The limit is defined legally as 0.50%, meaning that a ship found to be burning a 0.51% sulfur fuel could be declared non-compliant – but the bunker industry typically takes a more lax interpretation in its commercial dealings.

Port states taking a strict interpretation of the rules could punish ships even for a small infraction. While fines on shipowners would be unwelcome, an even more problematic enforcement measure would be debunkering – forcing the offending ship to return to port, pay to remove its non-compliant bunkers and take on new fuel, imposing costly delays as well as additional expenses.

According to market participants, in enforcing the 0.1% sulfur limit in Northwest Europe, some authorities have required debunkering in cases where the ship was found to be burning fuel with just a 0.11% sulfur content.

Price references
Opinions on pricing of the new marine fuel appears to diverge as well as some market participants have chosen to price marine fuel against gasoil while others are pricing off Marine fuel 0.5%.

In early October when the spot demand for marine fuel 0.5% started to pick up, cargoes priced off MOPS 10ppm gasoil were found to cost more on a dollar per ton price compared with cargoes pricing off Marine Fuel 0.5% basis.

However, this trend has reversed in recent days as a spike in spot demand for marine fuel 0.5% has pushed cargoes pricing against marine fuel 0.5% to surpass cargoes priced off gasoil.

The choice to price marine fuel 0.5% using gasoil as a basis seems to be a more competitive option at the moment, however it all boils down to how the different product prices will trend in the days after January 1.

Between October 1 and December 10, the FOB Singapore spot price for 10ppm gasoil declined 1.5%, while the spot price for marine fuel 0.5% climbed 19.8% over the same period, supported by the pick-up in end-user demand.

Over the same period, the price spread of marine fuel 0.5% over 380 CST HSFO, or what the industry terms as the ‘high five spread’, in Singapore surged nearly two and a half times higher from $119.40/mt on October 1 to $288.96/mt on December 10.
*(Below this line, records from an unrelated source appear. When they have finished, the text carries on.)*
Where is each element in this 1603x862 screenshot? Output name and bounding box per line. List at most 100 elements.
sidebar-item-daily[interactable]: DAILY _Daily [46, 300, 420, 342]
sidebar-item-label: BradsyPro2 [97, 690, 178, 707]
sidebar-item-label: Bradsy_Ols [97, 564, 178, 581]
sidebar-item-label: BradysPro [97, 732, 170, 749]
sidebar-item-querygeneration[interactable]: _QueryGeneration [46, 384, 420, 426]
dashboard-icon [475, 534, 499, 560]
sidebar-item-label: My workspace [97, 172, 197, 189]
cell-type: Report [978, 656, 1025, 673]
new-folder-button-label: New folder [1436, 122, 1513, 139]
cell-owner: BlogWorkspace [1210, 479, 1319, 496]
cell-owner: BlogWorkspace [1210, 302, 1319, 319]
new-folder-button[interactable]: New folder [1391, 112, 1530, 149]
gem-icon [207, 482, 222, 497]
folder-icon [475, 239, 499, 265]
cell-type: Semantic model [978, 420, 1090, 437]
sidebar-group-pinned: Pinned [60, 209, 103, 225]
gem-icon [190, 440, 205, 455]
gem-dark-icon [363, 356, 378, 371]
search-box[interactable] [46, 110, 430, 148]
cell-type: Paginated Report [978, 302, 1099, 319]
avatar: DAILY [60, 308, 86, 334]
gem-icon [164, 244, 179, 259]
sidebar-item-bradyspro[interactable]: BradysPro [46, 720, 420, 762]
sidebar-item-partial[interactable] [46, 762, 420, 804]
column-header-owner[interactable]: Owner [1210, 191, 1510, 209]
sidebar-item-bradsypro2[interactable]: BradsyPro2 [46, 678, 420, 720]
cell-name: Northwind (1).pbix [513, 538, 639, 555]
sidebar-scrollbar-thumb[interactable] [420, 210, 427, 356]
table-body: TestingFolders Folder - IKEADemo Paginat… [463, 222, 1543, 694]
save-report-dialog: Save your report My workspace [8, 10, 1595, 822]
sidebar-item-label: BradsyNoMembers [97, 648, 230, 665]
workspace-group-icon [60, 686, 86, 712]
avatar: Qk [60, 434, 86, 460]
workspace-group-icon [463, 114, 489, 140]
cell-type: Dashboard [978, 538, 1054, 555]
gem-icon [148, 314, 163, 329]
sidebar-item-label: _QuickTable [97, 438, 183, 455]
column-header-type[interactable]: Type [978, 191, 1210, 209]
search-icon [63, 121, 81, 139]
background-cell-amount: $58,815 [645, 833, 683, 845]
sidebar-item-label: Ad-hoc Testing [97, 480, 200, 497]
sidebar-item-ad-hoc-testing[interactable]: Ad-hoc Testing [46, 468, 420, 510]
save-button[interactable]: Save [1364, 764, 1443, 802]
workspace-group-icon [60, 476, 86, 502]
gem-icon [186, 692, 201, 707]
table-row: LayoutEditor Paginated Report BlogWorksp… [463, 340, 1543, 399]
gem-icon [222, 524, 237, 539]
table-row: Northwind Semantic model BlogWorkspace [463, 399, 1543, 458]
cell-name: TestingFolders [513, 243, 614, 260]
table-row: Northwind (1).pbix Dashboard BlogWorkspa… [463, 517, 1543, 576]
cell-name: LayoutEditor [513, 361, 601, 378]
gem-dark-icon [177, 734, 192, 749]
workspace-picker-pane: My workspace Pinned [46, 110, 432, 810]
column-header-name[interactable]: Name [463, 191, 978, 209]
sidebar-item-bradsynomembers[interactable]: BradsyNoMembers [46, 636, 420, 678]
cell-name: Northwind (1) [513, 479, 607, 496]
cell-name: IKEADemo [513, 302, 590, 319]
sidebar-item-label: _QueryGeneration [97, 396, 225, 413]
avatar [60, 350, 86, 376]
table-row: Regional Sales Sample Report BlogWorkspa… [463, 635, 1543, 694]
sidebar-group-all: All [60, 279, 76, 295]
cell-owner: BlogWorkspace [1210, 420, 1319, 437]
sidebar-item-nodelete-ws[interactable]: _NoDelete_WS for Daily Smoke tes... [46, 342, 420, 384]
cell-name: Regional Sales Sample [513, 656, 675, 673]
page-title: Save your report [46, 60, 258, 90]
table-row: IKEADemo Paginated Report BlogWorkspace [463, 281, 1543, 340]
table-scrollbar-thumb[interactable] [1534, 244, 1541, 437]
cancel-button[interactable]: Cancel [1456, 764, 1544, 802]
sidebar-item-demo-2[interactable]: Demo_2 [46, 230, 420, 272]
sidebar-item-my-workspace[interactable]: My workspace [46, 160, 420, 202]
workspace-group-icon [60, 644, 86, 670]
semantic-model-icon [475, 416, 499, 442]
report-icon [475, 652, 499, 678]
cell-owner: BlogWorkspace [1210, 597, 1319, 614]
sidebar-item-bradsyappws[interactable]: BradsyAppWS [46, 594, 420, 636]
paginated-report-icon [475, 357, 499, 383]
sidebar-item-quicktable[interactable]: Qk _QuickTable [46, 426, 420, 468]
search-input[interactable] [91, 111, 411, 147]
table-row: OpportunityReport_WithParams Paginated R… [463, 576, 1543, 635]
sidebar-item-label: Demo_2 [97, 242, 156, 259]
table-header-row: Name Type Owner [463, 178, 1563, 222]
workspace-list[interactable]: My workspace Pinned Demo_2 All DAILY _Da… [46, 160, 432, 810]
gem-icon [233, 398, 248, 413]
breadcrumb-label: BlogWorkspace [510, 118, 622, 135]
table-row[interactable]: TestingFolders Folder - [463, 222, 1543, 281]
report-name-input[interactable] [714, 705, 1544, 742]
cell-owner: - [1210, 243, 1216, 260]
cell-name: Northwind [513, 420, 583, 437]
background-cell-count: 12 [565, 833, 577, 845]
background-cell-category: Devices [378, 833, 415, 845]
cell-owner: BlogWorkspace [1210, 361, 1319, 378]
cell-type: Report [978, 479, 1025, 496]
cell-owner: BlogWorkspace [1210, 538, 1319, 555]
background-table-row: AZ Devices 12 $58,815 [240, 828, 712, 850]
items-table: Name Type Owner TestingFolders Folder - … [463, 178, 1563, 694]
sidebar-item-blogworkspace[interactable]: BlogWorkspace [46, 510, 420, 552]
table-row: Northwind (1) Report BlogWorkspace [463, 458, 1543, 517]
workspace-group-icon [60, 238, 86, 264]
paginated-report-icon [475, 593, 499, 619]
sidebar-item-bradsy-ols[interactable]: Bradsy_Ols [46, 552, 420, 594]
Trades and open interest surge
In the month of November, the total volume of trades observed during S&P Global Platts’ market on close process for FOB Singapore marine fuel 0.5% cargoes reached 300,000 mt, compared with 200,000 mt of cargoes changing hands in the previous month.

Open interest for marine fuel derivatives has also been climbing steadily through the year. As the end of October, total volume of open interest globally on marine fuel 0.5% derivatives stood at 59.36 million barrels, with OI for FOB Singapore marine fuel 0.5% paper at 27.86 million barrels.
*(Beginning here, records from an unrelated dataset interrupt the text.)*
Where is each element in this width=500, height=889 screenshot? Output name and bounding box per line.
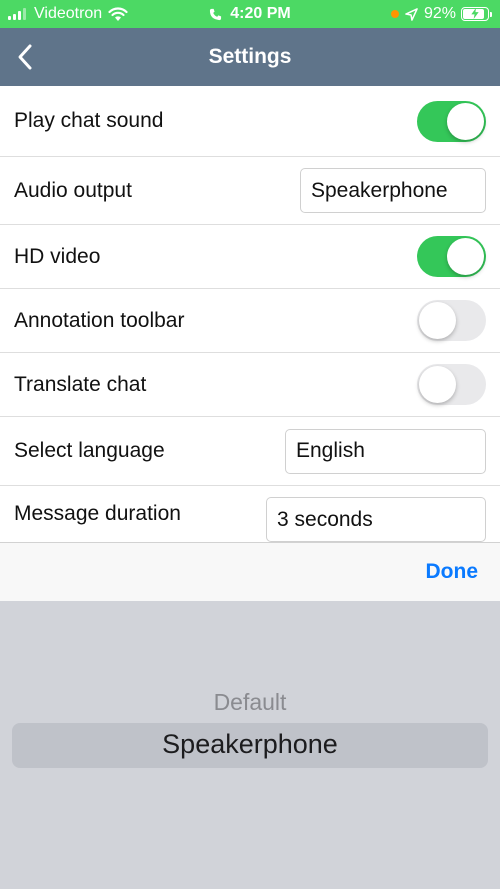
page-title: Settings — [208, 45, 292, 68]
charging-bolt-icon — [471, 8, 479, 19]
picker-option-selected[interactable]: Speakerphone — [0, 729, 500, 760]
battery-cap — [490, 11, 492, 17]
message-duration-field[interactable]: 3 seconds — [266, 497, 486, 542]
clock-time: 4:20 PM — [230, 5, 291, 22]
audio-output-picker[interactable]: Default Speakerphone — [0, 601, 500, 889]
navigation-bar: Settings — [0, 28, 500, 86]
setting-label: Play chat sound — [14, 109, 164, 132]
mic-in-use-indicator-icon — [390, 10, 399, 18]
chevron-left-icon — [18, 44, 32, 70]
setting-row-select-language: Select language English — [0, 417, 500, 486]
setting-label: Select language — [14, 439, 165, 462]
setting-label: HD video — [14, 244, 101, 268]
picker-option-default[interactable]: Default — [0, 689, 500, 716]
phone-call-icon — [210, 8, 222, 20]
setting-label: Annotation toolbar — [14, 308, 185, 332]
setting-row-hd-video: HD video — [0, 225, 500, 289]
status-right: 92% — [390, 0, 492, 28]
setting-label: Translate chat — [14, 372, 147, 396]
setting-row-message-duration: Message duration 3 seconds — [0, 486, 500, 542]
battery-icon — [461, 7, 489, 21]
settings-list: Play chat sound Audio output Speakerphon… — [0, 86, 500, 542]
toggle-knob — [419, 302, 456, 339]
select-language-field[interactable]: English — [285, 428, 486, 474]
annotation-toolbar-toggle[interactable] — [417, 300, 486, 341]
setting-row-annotation-toolbar: Annotation toolbar — [0, 289, 500, 353]
setting-row-audio-output: Audio output Speakerphone — [0, 157, 500, 225]
toggle-knob — [447, 102, 484, 140]
translate-chat-toggle[interactable] — [417, 364, 486, 405]
setting-row-play-chat-sound: Play chat sound — [0, 86, 500, 157]
setting-label: Audio output — [14, 178, 132, 202]
done-button[interactable]: Done — [426, 560, 479, 584]
toggle-knob — [447, 238, 484, 275]
setting-label: Message duration — [14, 502, 181, 525]
battery-percentage: 92% — [423, 5, 456, 22]
location-arrow-icon — [405, 7, 418, 21]
play-chat-sound-toggle[interactable] — [417, 100, 486, 142]
back-button[interactable] — [8, 40, 42, 74]
status-bar: Videotron 4:20 PM 92% — [0, 0, 500, 28]
hd-video-toggle[interactable] — [417, 236, 486, 277]
picker-toolbar: Done — [0, 542, 500, 601]
toggle-knob — [419, 366, 456, 403]
audio-output-field[interactable]: Speakerphone — [300, 168, 486, 213]
setting-row-translate-chat: Translate chat — [0, 353, 500, 417]
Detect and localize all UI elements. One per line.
Based on the industry estimates, supply of the new marine fuel should be adequate in Singapore in the immediate term. However, market participants are uncertain about the supply and the quality of the new fuel once the inventory has been draw down.

The shipping industry will have to contend with differing specifications across a variety of marine fuel blends, and deciding on the pricing method to yield the most competitive price for the fuel. That task is likely to make for a turbulent start to 2020.